A group of three Chinese porcelain figures of the Immortals are part of a large collection of Asian Art, which is being showcased at North Yorkshire’s Elstob Auctioneers’ next sale on Wednesday March 13.

Dating from the Guangxu period (1875-1908), the impressive trio is made from Chinese Famille Rose Porcelain and carries a guide price of £4,000 to £6,000.

A collection of Chinese ceramics featuring the Immortals

Each model stands at around 60cm high and wears elaborately enameled robes. They represent the star gods Fu Xing, Lu Xing and Shou Xing, who stand for three of the highest priorities in Chinese life – happiness, prosperity and longevity.

Fu Xing is depicted holding a child, Lu Xing carries a ruyi sceptre and Shou-Xing holds a peach – a symbol of long life and immortality in Chinese art.

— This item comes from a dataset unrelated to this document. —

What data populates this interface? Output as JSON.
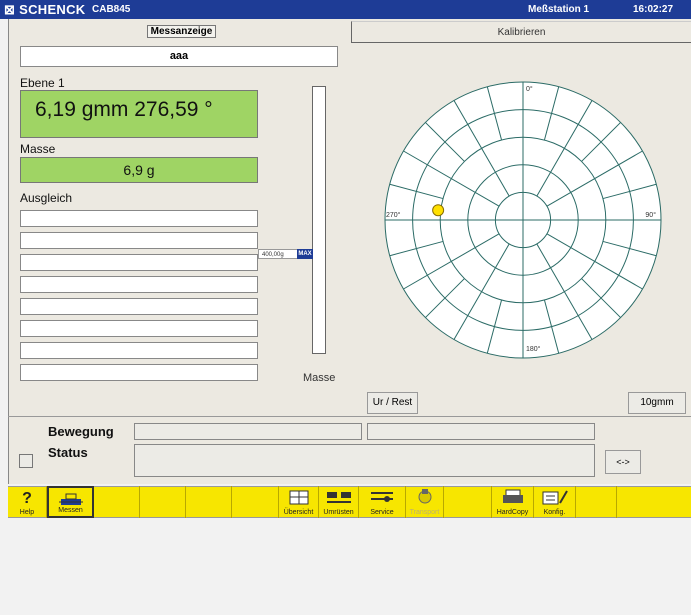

“These beautifully crafted figurines represent centuries of Chinese culture and tradition,” said director of the Ripon-based auction house David Elstob. “They are still revered and celebrated today as symbols of good life and hope for the future and these figures would be particularly well-suited for both decorative purposes and displays.”

The March sale includes many other fine pieces of historic and contemporary Asian art giving collectors and enthusiasts the opportunity to bid for treasures that celebrate the artistic achievements of a geographical region that includes China, Japan and South-East Asia.

A splendid pair of early 20th century Chinese silver-gilt and filigree tea caddies, decorated with enamel birds and flowers and semi-precious stones are expected to reach £3,000 to £4,000 and a 17th century blue and white ginger jar depicting a Kylin lion carries a price estimate of £2,500 to £3,500.

Also of note is a Japanese bronze dish from the Meiji period (late 19th century) that is inlaid with gold, silver and copper and features a large roundel of scholars encircled by geometric patterns. It measures 30.5cm diameter and is expected to reach between £1,000 and £1,500.

“We are very excited by the breadth and diversity of this sale, which showcases a large number of bronze figures, ceramics, jades, textiles, furniture and paintings,” said David Elstob.

“As Asia becomes ever more important on the world stage, there has been an increased interest and fascination with its diverse cultures and rich history. This has led to a rise in the buying and selling of Asian art in the last few years and we expect a lot of interest in this particular collection from global buyers,” he added.